MALVERN'S favourite donkeys will be back in town over the May Day weekend - but with a difference.

In previous years, the May Day donkey procession involved a climb from outside the Abbey Hotel in the town centre to St Ann's Well on the Malvern Hills.

But this year, the event's founder and organiser Rev Val Needham has given the procession a much shorter route, ending at the Malvhina spout on Belle Vue island.

She said: "‘I have not been well and I was tempted to give up doing this event but I was deeply aware of how much it is loved.
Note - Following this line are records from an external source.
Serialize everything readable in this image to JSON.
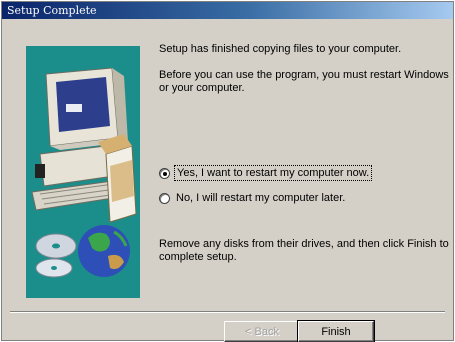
{
  "window": {
    "title": "Setup Complete"
  },
  "content": {
    "message_1": "Setup has finished copying files to your computer.",
    "message_2": "Before you can use the program, you must restart Windows or your computer.",
    "message_3": "Remove any disks from their drives, and then click Finish to complete setup."
  },
  "options": {
    "restart_now": {
      "label": "Yes, I want to restart my computer now.",
      "selected": true
    },
    "restart_later": {
      "label": "No, I will restart my computer later.",
      "selected": false
    }
  },
  "buttons": {
    "back_label": "< Back",
    "finish_label": "Finish"
  },
  "colors": {
    "side_panel": "#1b8e8b",
    "titlebar": "#0a246a",
    "dialog": "#d4d0c8"
  }
}
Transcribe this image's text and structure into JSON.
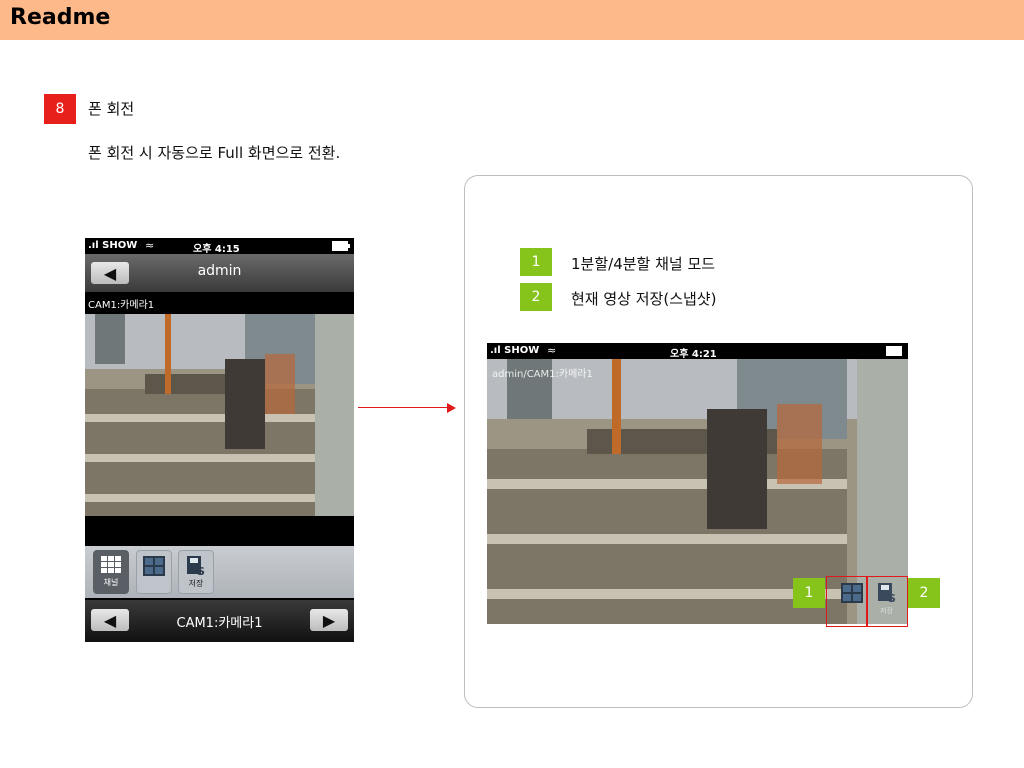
{
  "header": {
    "title": "Readme"
  },
  "section": {
    "number": "8",
    "title": "폰 회전",
    "description": "폰 회전 시 자동으로 Full 화면으로 전환."
  },
  "legend": [
    {
      "number": "1",
      "text": "1분할/4분할 채널 모드"
    },
    {
      "number": "2",
      "text": "현재 영상 저장(스냅샷)"
    }
  ],
  "portrait_phone": {
    "status": {
      "carrier": ".ıl SHOW",
      "time": "오후 4:15"
    },
    "nav_title": "admin",
    "camera_label": "CAM1:카메라1",
    "toolbar": {
      "channel_label": "채널",
      "save_label": "저장"
    },
    "bottom_title": "CAM1:카메라1"
  },
  "landscape_phone": {
    "status": {
      "carrier": ".ıl SHOW",
      "time": "오후 4:21"
    },
    "caption": "admin/CAM1:카메라1",
    "save_label": "저장",
    "markers": [
      "1",
      "2"
    ]
  },
  "colors": {
    "header_bg": "#fdb98a",
    "badge_red": "#e8201c",
    "badge_green": "#86c31b",
    "arrow": "#e01a1a"
  },
  "icons": [
    "back-arrow-icon",
    "forward-arrow-icon",
    "grid-9-icon",
    "grid-4-icon",
    "save-disk-icon",
    "wifi-icon",
    "battery-icon"
  ]
}
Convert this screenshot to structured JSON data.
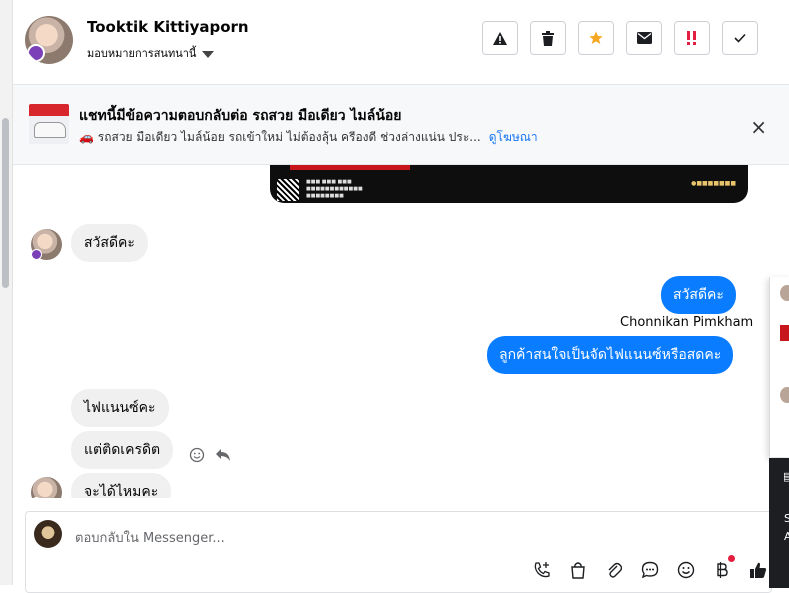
{
  "header": {
    "contact_name": "Tooktik Kittiyaporn",
    "assign_label": "มอบหมายการสนทนานี้",
    "actions": [
      "spam-warning",
      "delete",
      "star",
      "mark-unread",
      "mark-important",
      "done"
    ]
  },
  "ad_banner": {
    "title": "แชทนี้มีข้อความตอบกลับต่อ รถสวย มือเดียว ไมล์น้อย",
    "subtitle_emoji": "🚗",
    "subtitle": "รถสวย มือเดียว ไมล์น้อย รถเข้าใหม่ ไม่ต้องลุ้น ครีองดี ช่วงล่างแน่น ประ...",
    "link": "ดูโฆษณา",
    "close": "×"
  },
  "messages": {
    "in_1": "สวัสดีคะ",
    "out_1": "สวัสดีคะ",
    "sender_name": "Chonnikan Pimkham",
    "out_2": "ลูกค้าสนใจเป็นจัดไฟแนนซ์หรือสดคะ",
    "in_2": "ไฟแนนซ์คะ",
    "in_3": "แต่ติดเครดิต",
    "in_4": "จะได้ไหมคะ"
  },
  "composer": {
    "placeholder": "ตอบกลับใน Messenger..."
  },
  "right_panel": {
    "letter_1": "S",
    "letter_2": "A"
  },
  "colors": {
    "outgoing_bubble": "#0a7cff",
    "incoming_bubble": "#f0f0f0",
    "link": "#1877f2",
    "star": "#f5a623",
    "important": "#e41e3f"
  }
}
So I decided to carry on but with some major adjustments to the schedule.

"I am really pleased with the changes I’ve made as they will give the hundreds of people who come to meet us at the Abbey Hotel the chance to enjoy much more of the ceremony that usually takes place up at St Ann’s Well.

"So this year the event will begin with an hour-long ceremony from noon to 1pm. It will start with a blessing of our local springs and waters."

Rescue donkeys Bluebell, Bluey, Daisy, Peter and Amadea will line up in front of the Abbey Hotel for the start of the ceremony, which will be conducted by Rev Needham, Dom Peter Coombes and Rev David Wetton.

The public are invited to bring along their pet dogs to be blessed, and there will be a reading of lines written by Rev Edmund Rea, a 17th-century vicar of Malvern.

After a ceremony with sea shells and flowers, eight-year-old Grace Giudicotti-Poplawska as the Young May Queen and Thomas Coombes, aged 15, as the Oak King will lead the procession to the Malvhina Spout where Rev David Wetton will conduct a blessing ceremony.

The procession this year is in aid of Lucy’ s Sanctuary for Holy Land Donkeys and the Penny Ha’Penny Horse and Pony Rescue Centre, run by Sue Penny and her family at Suckley, near Malvern.